Statistics suggest that, at the top level, a footballer who plays a full 90 minutes will cover anywhere between 8 to 13 km, although the distance covered varies by position. Midfielders will run the furthest, whilst central defenders will run less.

Goalkeepers normally cover between 2.5 and 3 km per game.

In England, players in the Championship will actually cover more distance per game than their counterparts in the Premier League. 

The difference though is that players at the elite level have the faster ball movement and sprints in the final third, one reason why promoted teams often find it hard to cope with the higher level.

By way of indication, the available evidence suggests that elite players run up to 1.5 to 2 km further a game than they did 30 years ago.

One myth is that soccer players need to have a good aerobic capacity in order to excel at the sport, but it is not the be all and end all, and cannot be compared to long distance running, which is continuous movement.

Instead, during a match players run for approximately 70% of a match but in short, high intensity sprints, which is why most coaching focuses on dynamic sprinting drills.

There are external factors why the players run further to do with the speed of the game. In the first place pitches are far better than they used to be when mud-heaps were common even at some of the biggest clubs.

The balls are also much lighter and travel further. Old balls were made of leather and were heavy, particularly when it was rainy and they absorbed water. Consequently, with a combination of the ball and the heavy pitches, play would often be condensed in one area of the pitch, meaning that they were was no need to chase after it.

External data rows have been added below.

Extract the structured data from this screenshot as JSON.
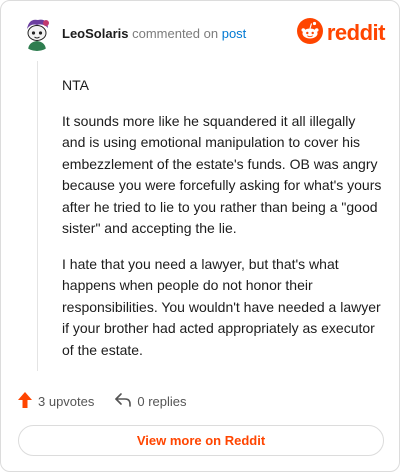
{
  "header": {
    "username": "LeoSolaris",
    "verb": "commented on",
    "post_link": "post",
    "brand": "reddit"
  },
  "comment": {
    "paragraphs": [
      "NTA",
      "It sounds more like he squandered it all illegally and is using emotional manipulation to cover his embezzlement of the estate's funds. OB was angry because you were forcefully asking for what's yours after he tried to lie to you rather than being a \"good sister\" and accepting the lie.",
      "I hate that you need a lawyer, but that's what happens when people do not honor their responsibilities. You wouldn't have needed a lawyer if your brother had acted appropriately as executor of the estate."
    ]
  },
  "actions": {
    "upvotes": "3 upvotes",
    "replies": "0 replies"
  },
  "view_more": "View more on Reddit",
  "icons": {
    "avatar": "avatar-icon",
    "brand": "reddit-logo-icon",
    "upvote": "upvote-arrow-icon",
    "reply": "reply-arrow-icon"
  },
  "colors": {
    "brand": "#ff4500",
    "link": "#0079d3",
    "muted": "#7c7c7c"
  }
}
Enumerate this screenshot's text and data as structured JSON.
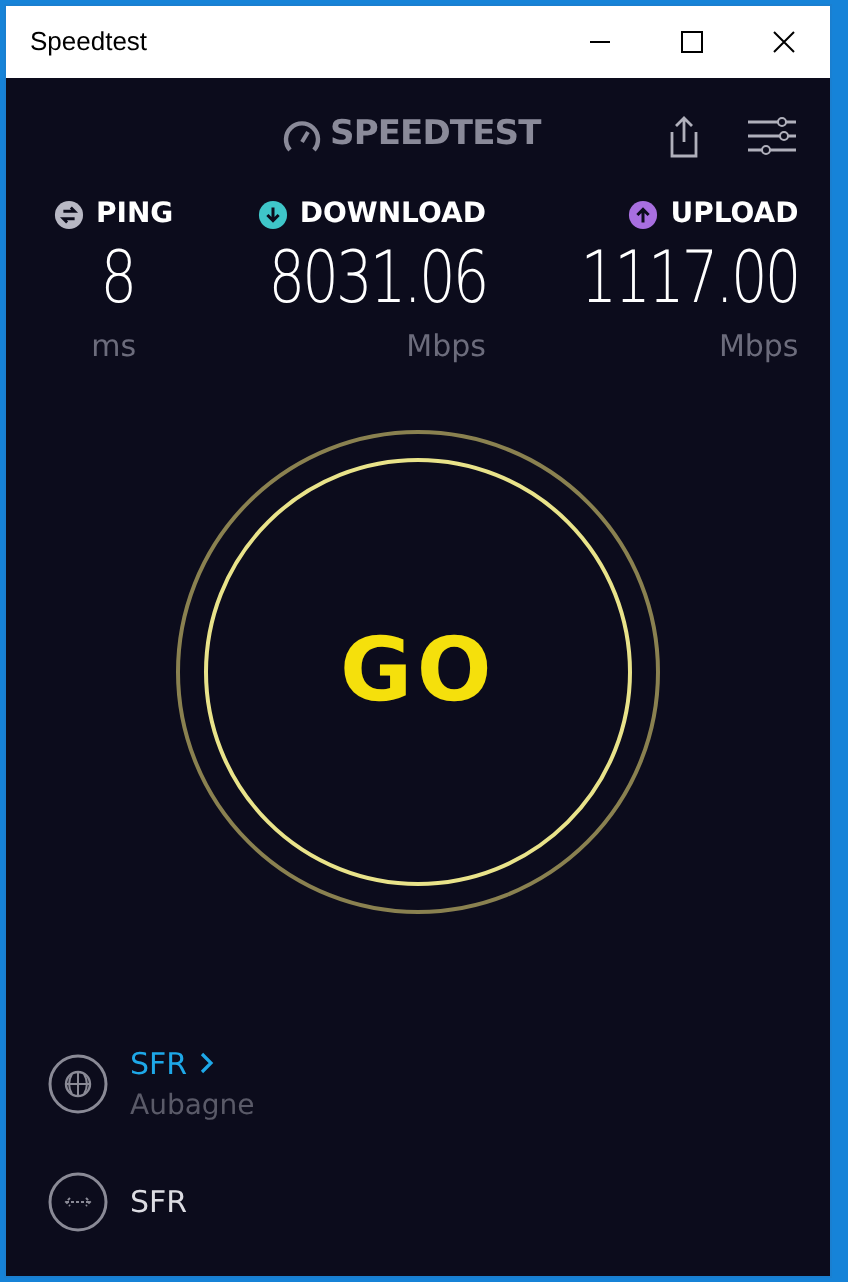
{
  "window": {
    "title": "Speedtest"
  },
  "brand": "SPEEDTEST",
  "metrics": [
    {
      "kind": "ping",
      "label": "PING",
      "value": "8",
      "unit": "ms"
    },
    {
      "kind": "download",
      "label": "DOWNLOAD",
      "value": "8031.06",
      "unit": "Mbps"
    },
    {
      "kind": "upload",
      "label": "UPLOAD",
      "value": "1117.00",
      "unit": "Mbps"
    }
  ],
  "go_button": "GO",
  "server": {
    "name": "SFR",
    "location": "Aubagne"
  },
  "provider": {
    "name": "SFR"
  }
}
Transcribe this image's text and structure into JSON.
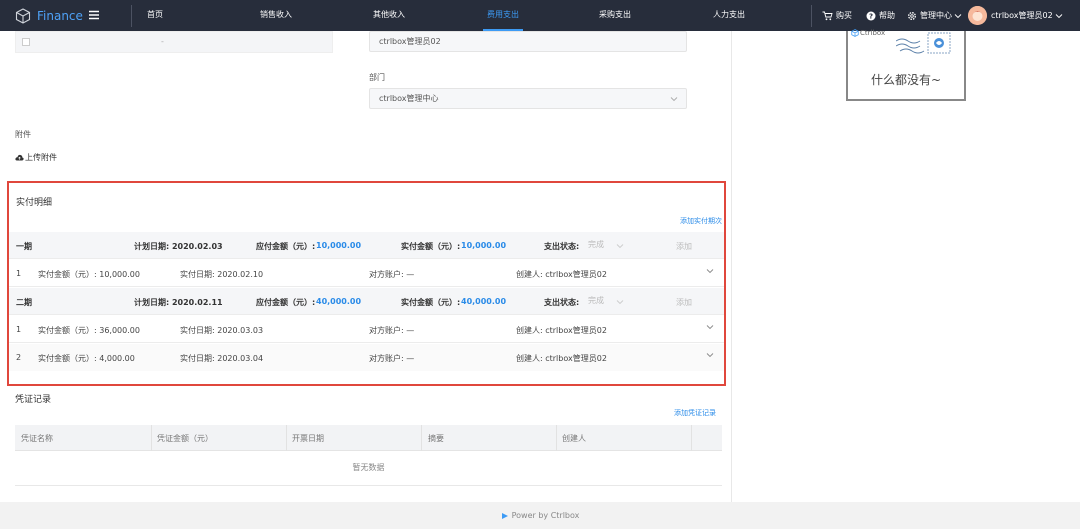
{
  "app": {
    "name": "Finance"
  },
  "nav": {
    "items": [
      {
        "label": "首页"
      },
      {
        "label": "销售收入"
      },
      {
        "label": "其他收入"
      },
      {
        "label": "费用支出"
      },
      {
        "label": "采购支出"
      },
      {
        "label": "人力支出"
      }
    ],
    "active_index": 3
  },
  "topright": {
    "buy": "购买",
    "help": "帮助",
    "admin": "管理中心",
    "user": "ctrlbox管理员02"
  },
  "form": {
    "top_grey_dash": "-",
    "applicant_value": "ctrlbox管理员02",
    "dept_label": "部门",
    "dept_value": "ctrlbox管理中心",
    "attachment_label": "附件",
    "upload_label": "上传附件"
  },
  "payment": {
    "title": "实付明细",
    "add_link": "添加实付期次",
    "periods": [
      {
        "name": "一期",
        "plan_date": "计划日期: 2020.02.03",
        "due_label": "应付金额（元）:",
        "due_value": "10,000.00",
        "paid_label": "实付金额（元）:",
        "paid_value": "10,000.00",
        "status_label": "支出状态:",
        "status_value": "完成",
        "add": "添加",
        "records": [
          {
            "idx": "1",
            "amount": "实付金额（元）: 10,000.00",
            "date": "实付日期: 2020.02.10",
            "account": "对方账户: —",
            "creator": "创建人: ctrlbox管理员02"
          }
        ]
      },
      {
        "name": "二期",
        "plan_date": "计划日期: 2020.02.11",
        "due_label": "应付金额（元）:",
        "due_value": "40,000.00",
        "paid_label": "实付金额（元）:",
        "paid_value": "40,000.00",
        "status_label": "支出状态:",
        "status_value": "完成",
        "add": "添加",
        "records": [
          {
            "idx": "1",
            "amount": "实付金额（元）: 36,000.00",
            "date": "实付日期: 2020.03.03",
            "account": "对方账户: —",
            "creator": "创建人: ctrlbox管理员02"
          },
          {
            "idx": "2",
            "amount": "实付金额（元）: 4,000.00",
            "date": "实付日期: 2020.03.04",
            "account": "对方账户: —",
            "creator": "创建人: ctrlbox管理员02"
          }
        ]
      }
    ]
  },
  "voucher": {
    "title": "凭证记录",
    "add_link": "添加凭证记录",
    "columns": [
      "凭证名称",
      "凭证金额（元）",
      "开票日期",
      "摘要",
      "创建人"
    ],
    "empty": "暂无数据"
  },
  "side": {
    "brand": "Ctrlbox",
    "empty_text": "什么都没有~"
  },
  "footer": {
    "text": "Power by Ctrlbox"
  },
  "colors": {
    "topbar": "#272d3b",
    "accent": "#2a8be8",
    "highlight_border": "#e0473c"
  }
}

The modern player is undoubtedly fitter and takes better care of their bodies than the former counterparts. There is much greater emphasis on nutrition and diet, and the drinking culture, once an integral part of many clubs, has largely been eradicated.

Top clubs also employ sports scientists and nutritionists who will work out individual training plans designed so that each player can reach their peak of physical fitness.

It is also true that football is a much more data driven business than it used to be so metrics like distance and speed covered are given greater weight than used to be the case. Now players are tracked by monitors which track every aspect of their performance in training and in matches, and such statistics are a key determinant when deciding whether to bid for a player in the transfer market.